While removing tags, downsampling signals, or shortening retention windows may be a short-term fix, there's a dangerous tradeoff: loss of context. Context is crucial for engineers to correlate events across subsystems and for machine learning systems to predict component failures. Stripping away context makes anomaly detection significantly harder and can render the signals those models rely on disappear.
Breaking through the cardinality wall requires a shift in approach. Teams need to recognize when the current architecture has reached its limits and identify where cardinality is already impacting operations. This could manifest in delayed anomaly detection, slow replay of historical events, or gaps in data during peak ingest periods. Focusing on these pressure points provides a clearer path forward than attempting a full system overhaul.
Many teams are starting to decouple parts of the telemetry pipeline rather than replacing everything at once. Separating high-throughput ingestion from analytical workloads can stabilize real-time monitoring while longer-term changes are planned. It's also important to revisit strategies that depend on throwing away data to stay operational, as downsampling or stripping metadata may reduce load but also introduces blind spots that tend to surface later during anomaly investigations or design reviews.
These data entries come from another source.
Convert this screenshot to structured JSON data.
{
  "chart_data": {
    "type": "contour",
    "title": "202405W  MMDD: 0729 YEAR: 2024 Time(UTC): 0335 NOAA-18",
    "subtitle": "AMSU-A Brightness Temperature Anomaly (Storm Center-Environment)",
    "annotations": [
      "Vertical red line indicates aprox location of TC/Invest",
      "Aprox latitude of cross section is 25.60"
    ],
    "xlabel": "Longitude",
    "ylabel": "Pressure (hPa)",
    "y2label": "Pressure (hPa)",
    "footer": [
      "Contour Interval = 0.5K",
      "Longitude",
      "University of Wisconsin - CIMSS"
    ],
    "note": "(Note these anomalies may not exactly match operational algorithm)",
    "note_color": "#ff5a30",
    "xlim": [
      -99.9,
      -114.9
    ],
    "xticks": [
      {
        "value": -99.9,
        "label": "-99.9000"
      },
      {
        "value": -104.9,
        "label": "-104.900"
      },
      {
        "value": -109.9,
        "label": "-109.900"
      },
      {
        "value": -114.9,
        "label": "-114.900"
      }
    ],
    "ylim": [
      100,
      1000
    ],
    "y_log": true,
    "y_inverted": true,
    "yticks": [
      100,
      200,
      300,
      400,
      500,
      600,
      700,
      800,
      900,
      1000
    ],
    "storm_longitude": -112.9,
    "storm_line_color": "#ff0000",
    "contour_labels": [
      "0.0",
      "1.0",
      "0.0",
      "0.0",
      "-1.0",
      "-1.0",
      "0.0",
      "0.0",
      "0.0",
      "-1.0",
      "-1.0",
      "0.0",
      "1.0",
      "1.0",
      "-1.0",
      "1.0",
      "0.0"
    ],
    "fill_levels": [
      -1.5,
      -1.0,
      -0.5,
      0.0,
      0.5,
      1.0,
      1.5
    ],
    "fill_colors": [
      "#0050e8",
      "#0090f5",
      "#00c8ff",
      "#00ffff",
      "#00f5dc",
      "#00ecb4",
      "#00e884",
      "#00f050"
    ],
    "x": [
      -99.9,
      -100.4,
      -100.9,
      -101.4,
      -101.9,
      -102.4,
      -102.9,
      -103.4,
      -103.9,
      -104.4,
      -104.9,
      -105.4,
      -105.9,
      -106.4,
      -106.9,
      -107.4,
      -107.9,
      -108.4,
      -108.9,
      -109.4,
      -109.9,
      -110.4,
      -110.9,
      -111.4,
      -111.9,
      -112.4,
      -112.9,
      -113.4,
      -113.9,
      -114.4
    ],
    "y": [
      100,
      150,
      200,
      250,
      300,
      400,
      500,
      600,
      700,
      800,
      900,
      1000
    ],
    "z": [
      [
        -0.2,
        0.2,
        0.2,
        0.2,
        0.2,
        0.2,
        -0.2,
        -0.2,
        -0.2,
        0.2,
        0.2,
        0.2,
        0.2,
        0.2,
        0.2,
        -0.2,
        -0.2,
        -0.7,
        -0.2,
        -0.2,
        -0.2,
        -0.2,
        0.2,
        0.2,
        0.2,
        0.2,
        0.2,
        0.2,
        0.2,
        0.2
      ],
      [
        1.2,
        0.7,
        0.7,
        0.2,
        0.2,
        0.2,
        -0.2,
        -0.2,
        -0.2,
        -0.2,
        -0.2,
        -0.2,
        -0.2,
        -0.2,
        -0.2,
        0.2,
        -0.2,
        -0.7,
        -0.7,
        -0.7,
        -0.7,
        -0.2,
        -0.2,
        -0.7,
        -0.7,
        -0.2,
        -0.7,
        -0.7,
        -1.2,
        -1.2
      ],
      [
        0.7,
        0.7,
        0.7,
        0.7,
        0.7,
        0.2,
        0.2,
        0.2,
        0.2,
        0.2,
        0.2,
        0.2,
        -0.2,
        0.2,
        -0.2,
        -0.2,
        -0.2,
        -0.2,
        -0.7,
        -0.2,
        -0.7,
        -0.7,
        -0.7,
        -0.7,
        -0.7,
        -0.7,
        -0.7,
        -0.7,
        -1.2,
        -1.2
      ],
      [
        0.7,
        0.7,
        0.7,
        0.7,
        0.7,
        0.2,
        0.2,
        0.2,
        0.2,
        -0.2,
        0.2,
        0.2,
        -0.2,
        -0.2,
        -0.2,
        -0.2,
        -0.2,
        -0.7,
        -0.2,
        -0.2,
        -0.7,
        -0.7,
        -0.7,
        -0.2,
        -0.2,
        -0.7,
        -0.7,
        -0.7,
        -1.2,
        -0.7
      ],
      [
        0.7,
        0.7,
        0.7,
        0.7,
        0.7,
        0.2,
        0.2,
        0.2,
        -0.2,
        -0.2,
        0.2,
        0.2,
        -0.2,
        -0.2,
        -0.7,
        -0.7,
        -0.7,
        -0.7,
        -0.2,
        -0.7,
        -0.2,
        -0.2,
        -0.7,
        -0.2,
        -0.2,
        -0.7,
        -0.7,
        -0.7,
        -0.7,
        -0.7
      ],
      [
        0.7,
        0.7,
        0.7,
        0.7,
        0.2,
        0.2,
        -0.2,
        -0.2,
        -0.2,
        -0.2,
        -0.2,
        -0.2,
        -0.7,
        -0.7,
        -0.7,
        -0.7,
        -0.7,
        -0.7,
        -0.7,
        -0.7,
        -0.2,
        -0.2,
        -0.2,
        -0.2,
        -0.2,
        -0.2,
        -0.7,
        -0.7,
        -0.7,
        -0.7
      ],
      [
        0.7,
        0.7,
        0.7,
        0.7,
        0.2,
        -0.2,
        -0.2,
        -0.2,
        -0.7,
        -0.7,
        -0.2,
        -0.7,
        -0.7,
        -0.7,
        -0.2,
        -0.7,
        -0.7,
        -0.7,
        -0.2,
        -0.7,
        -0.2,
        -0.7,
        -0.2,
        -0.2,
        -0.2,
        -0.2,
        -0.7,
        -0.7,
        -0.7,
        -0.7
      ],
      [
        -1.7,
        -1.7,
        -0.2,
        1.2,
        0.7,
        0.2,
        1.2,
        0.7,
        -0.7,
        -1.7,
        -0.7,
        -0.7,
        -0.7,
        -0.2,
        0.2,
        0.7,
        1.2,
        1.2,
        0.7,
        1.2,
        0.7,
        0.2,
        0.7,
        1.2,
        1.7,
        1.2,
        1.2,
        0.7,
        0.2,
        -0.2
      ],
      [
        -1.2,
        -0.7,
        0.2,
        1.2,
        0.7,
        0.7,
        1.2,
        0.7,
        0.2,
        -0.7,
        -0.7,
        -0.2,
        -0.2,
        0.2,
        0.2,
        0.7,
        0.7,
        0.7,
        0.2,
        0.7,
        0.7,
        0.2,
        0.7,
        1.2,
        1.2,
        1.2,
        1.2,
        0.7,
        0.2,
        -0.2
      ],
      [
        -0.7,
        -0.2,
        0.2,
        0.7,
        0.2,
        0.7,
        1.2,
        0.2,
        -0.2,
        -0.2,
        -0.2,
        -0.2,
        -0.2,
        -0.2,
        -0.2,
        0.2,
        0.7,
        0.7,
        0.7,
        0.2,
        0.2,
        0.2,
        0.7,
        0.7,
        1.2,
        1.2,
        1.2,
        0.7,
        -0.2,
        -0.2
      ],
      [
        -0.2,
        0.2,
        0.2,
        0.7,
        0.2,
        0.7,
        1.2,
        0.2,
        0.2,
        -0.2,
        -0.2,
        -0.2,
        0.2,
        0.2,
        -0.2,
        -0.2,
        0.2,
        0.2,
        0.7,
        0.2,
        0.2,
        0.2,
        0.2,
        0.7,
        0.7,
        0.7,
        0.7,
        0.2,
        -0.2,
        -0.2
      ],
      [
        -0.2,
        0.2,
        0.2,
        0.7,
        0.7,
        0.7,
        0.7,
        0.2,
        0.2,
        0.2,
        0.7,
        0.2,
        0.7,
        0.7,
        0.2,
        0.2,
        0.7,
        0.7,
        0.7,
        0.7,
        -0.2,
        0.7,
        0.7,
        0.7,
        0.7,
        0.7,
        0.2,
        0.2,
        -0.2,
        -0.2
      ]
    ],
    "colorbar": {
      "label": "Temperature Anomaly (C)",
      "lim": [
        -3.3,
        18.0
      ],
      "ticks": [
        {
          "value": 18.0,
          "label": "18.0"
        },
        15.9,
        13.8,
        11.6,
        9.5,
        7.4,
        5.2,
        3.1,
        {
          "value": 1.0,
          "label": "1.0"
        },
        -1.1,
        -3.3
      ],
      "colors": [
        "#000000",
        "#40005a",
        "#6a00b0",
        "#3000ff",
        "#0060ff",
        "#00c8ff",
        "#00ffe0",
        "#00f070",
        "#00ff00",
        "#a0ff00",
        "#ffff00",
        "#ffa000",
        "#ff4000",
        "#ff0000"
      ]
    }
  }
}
Finally, telemetry systems need to behave more like distributed infrastructure than centralized databases. Data arrives out of order, in bursts, and from multiple locations. Systems that assume clean, sequential ingestion will continue to struggle in this reality. While there may not be a single fix for the cardinality problem, the teams that make progress are the ones that stop patching around legacy limitations and start isolating and redesigning the parts of their architecture that are already under strain.
In conclusion, the cardinality wall is a significant challenge for the satellite industry. However, by recognizing the issue, focusing on pressure points, and adopting a more distributed approach to telemetry systems, the industry can break through this bottleneck and ensure the resilience and operational visibility of future LEO missions.